This week I reconsidered the foreign policy of America’s first born-again president and suggested how Christians can realize just how big the Christian world is. Elsewhere:
• Filed under the nothing-new-under-the-sun category… ongoing conservative attempts to ban critical race theory sounded to one historian of education a lot like the conservative agenda of the 1920s.
(Or is McCarthyism actually the more helpful historical analogue?)
• Having just published a biography of a supporter of white supremacy myself, I’m sympathetic to Allen Guelzo’s approach to writing about Robert E. Lee. But Guelzo loses me when interviewer Isaac Chotiner gets him to elaborate on his maladroit attempt to blame CRT on, um, Immanuel Kant.
• Christian nationalism — and conservative evangelical embrace of it — isn’t unique to the United States.
• I’m thankful the New York Times gives a platform to evangelical writers as wise and winsome as Tish Harrison Warren (who suggested advice for practicing thankfulness) and Esau McCaulley (who reflected on what it’s like to grow up in poverty and then parent middle-class children).
• Kristin Du Mez argued that evangelicalism’s moderates bear some responsibility for enabling “the movement’s authoritarian tendencies.”
• The murderers of Ahmaud Arbery were found guilty, in a case that made one Christianity Today contributor think of the season of Advent.
• I’ve often used his paintings to illustrate lectures, but I didn’t realize the full story of Norman Rockwell’s mid-career shift from the Saturday Evening Post to Look magazine.
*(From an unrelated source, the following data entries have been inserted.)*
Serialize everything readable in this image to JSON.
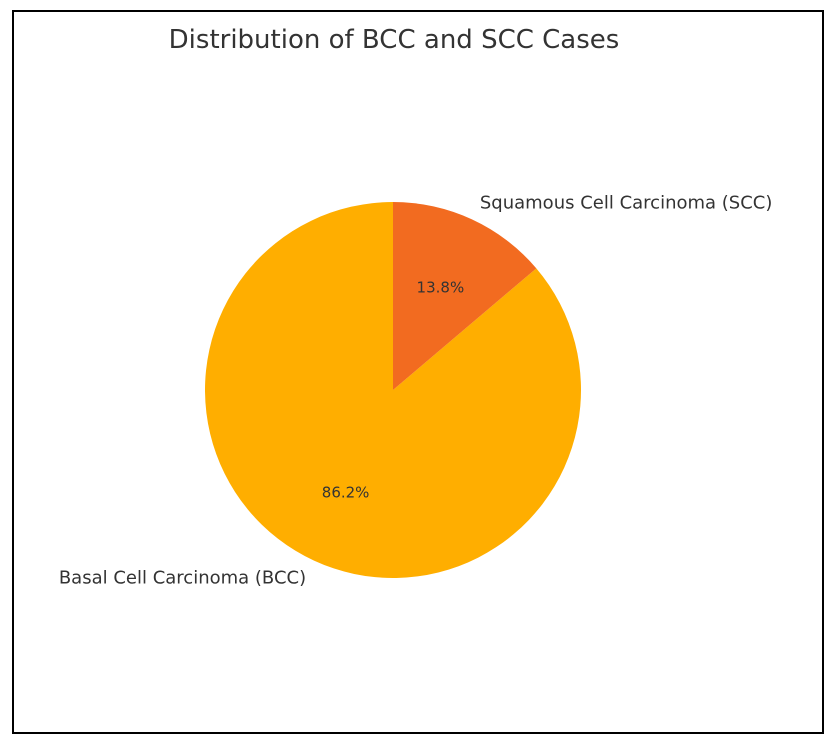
{
  "chart_data": {
    "type": "pie",
    "title": "Distribution of BCC and SCC Cases",
    "slices": [
      {
        "label": "Basal Cell Carcinoma (BCC)",
        "value": 86.2,
        "pct_label": "86.2%",
        "color": "#FFAE00"
      },
      {
        "label": "Squamous Cell Carcinoma (SCC)",
        "value": 13.8,
        "pct_label": "13.8%",
        "color": "#F26B20"
      }
    ],
    "start_angle": "top (12 o'clock)",
    "direction": "counterclockwise for BCC, SCC on top-right"
  }
}
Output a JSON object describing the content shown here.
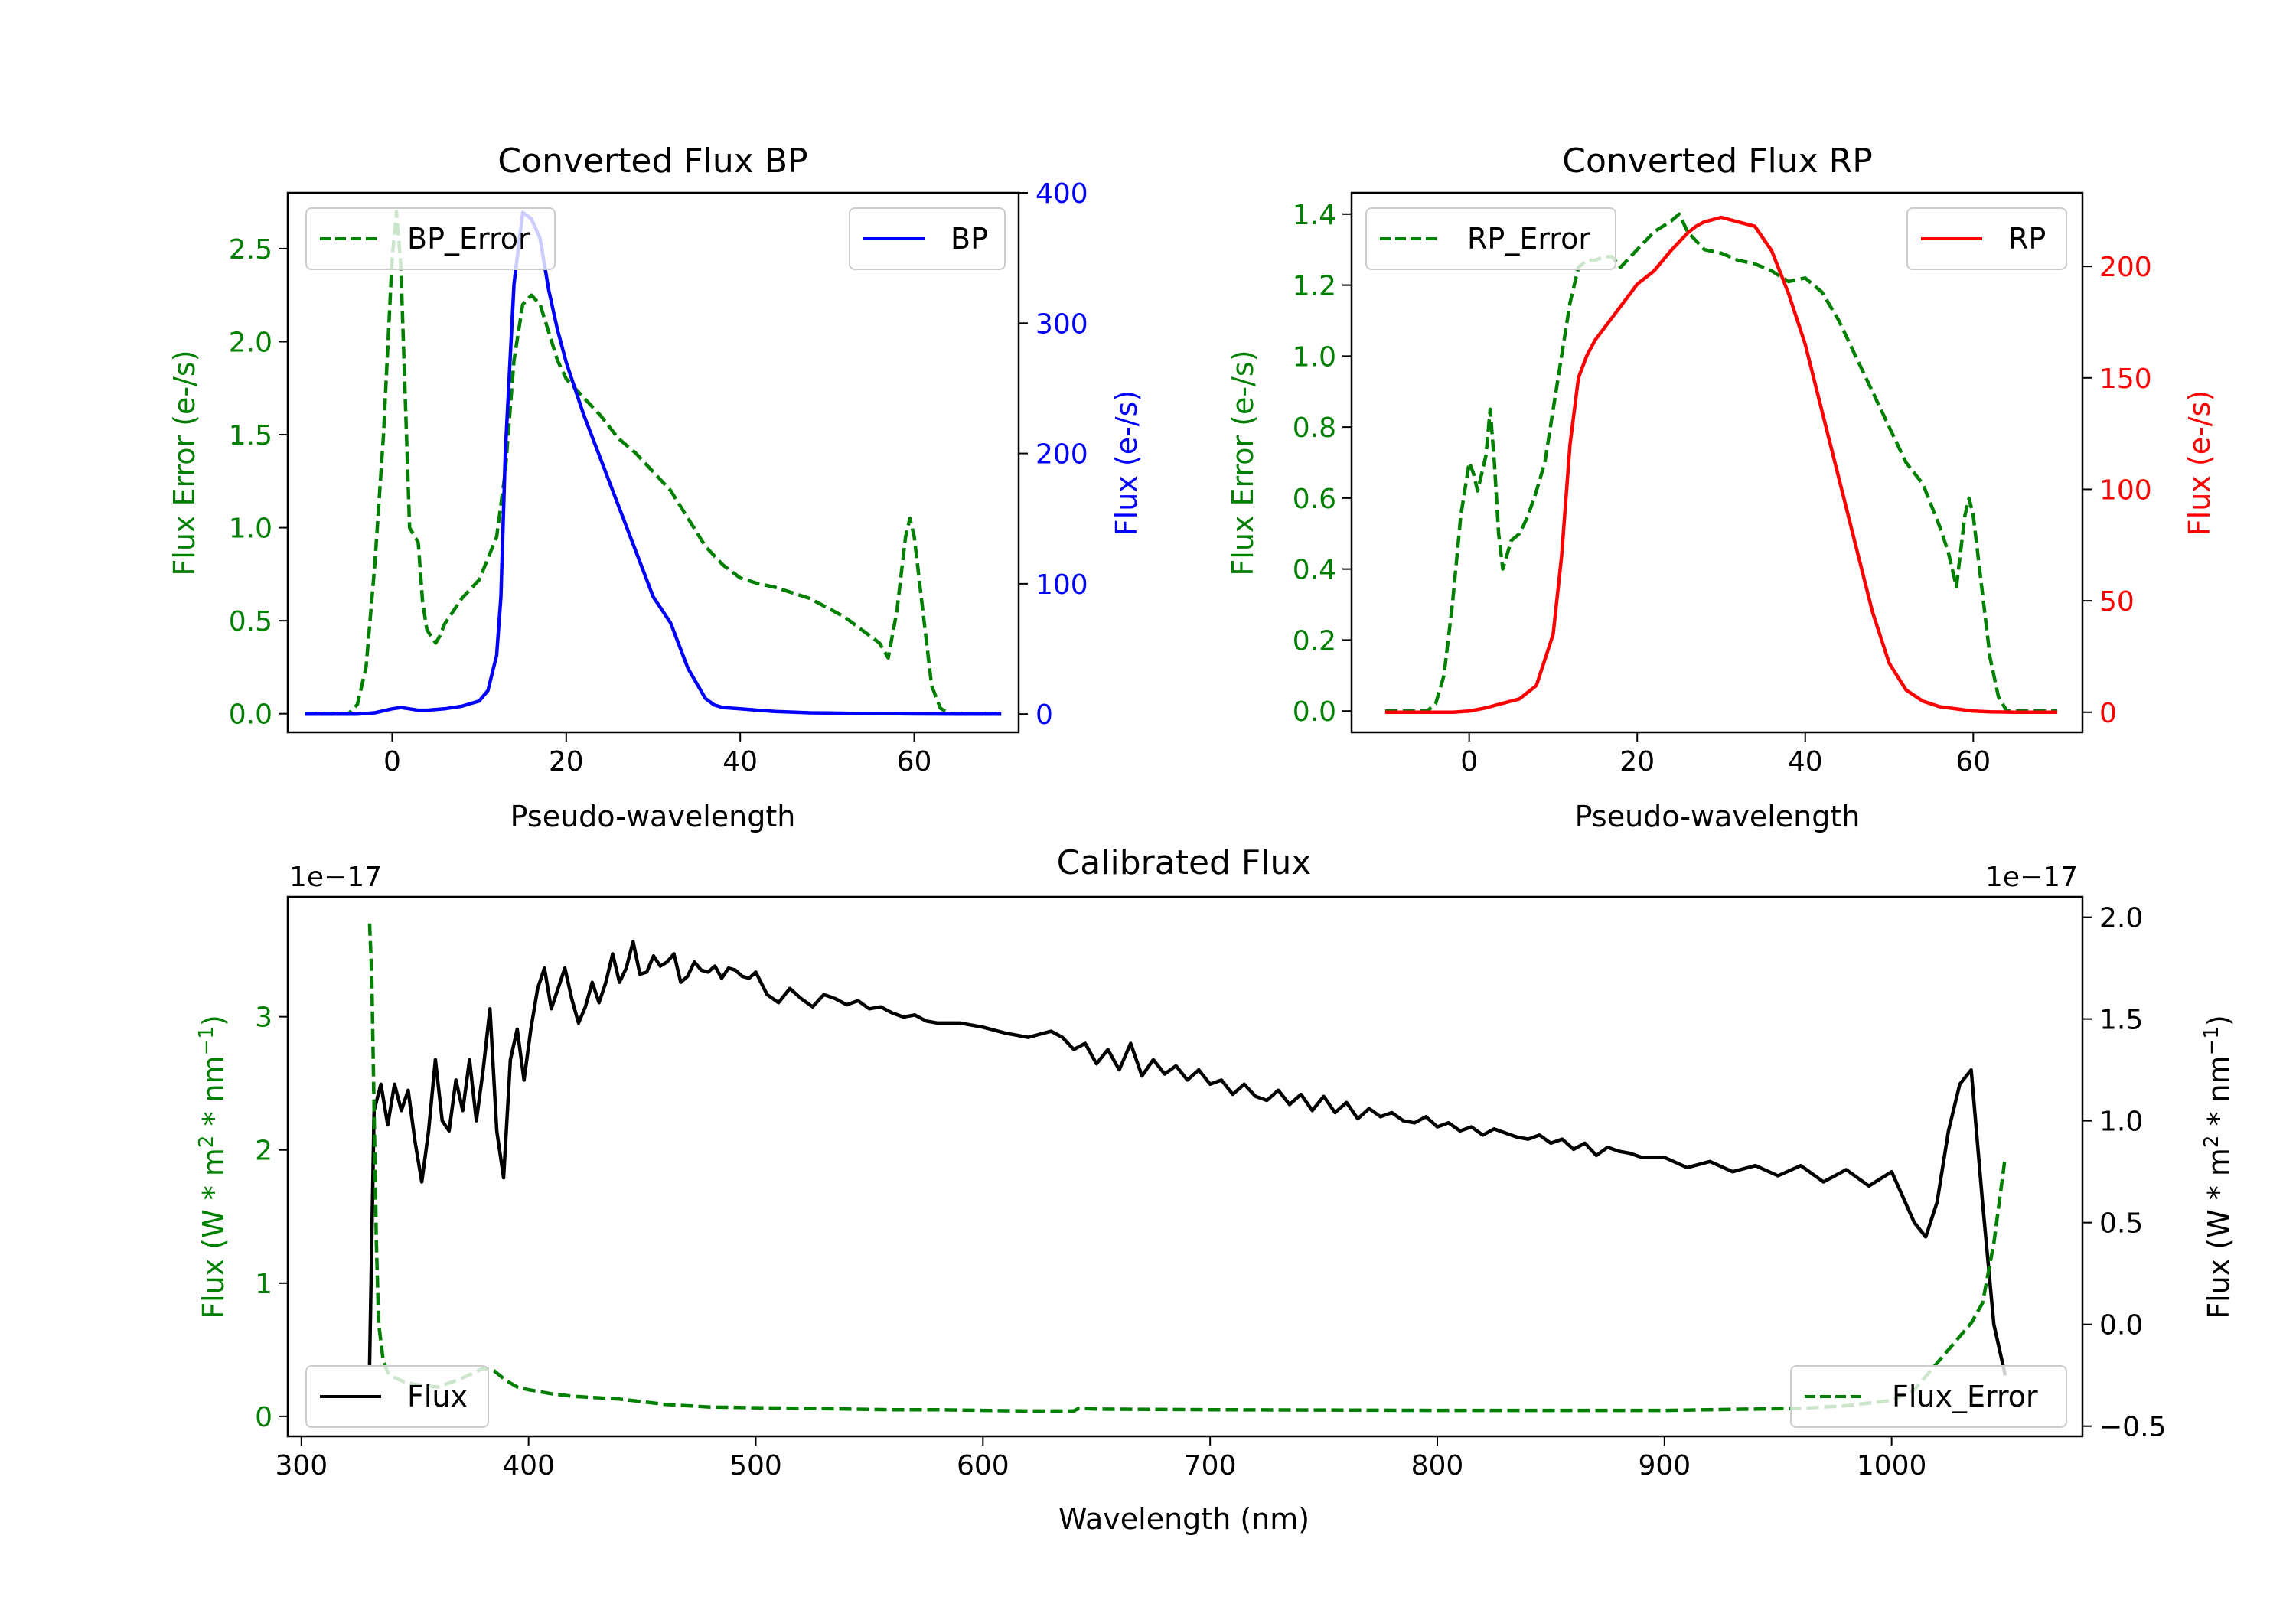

• Saving this for my sports history class next spring… why has the Women’s Tennis Association criticized the Chinese government so openly, when the International Olympic Committee, National Basketball Association, and other organizations have bent over backwards to avoid antagonizing that state?
• For the last two weeks of the semester, my capstone seminar students have to work together on a group project. As this Chronicle piece points out, students often have good reasons for disliking that kind of work — but it’s still important to a college education. (Fortunately, I’ve had twenty years to stumble into most of the recommended strategies.)
• What can conservatives, moderates, and progressives in higher ed agree about?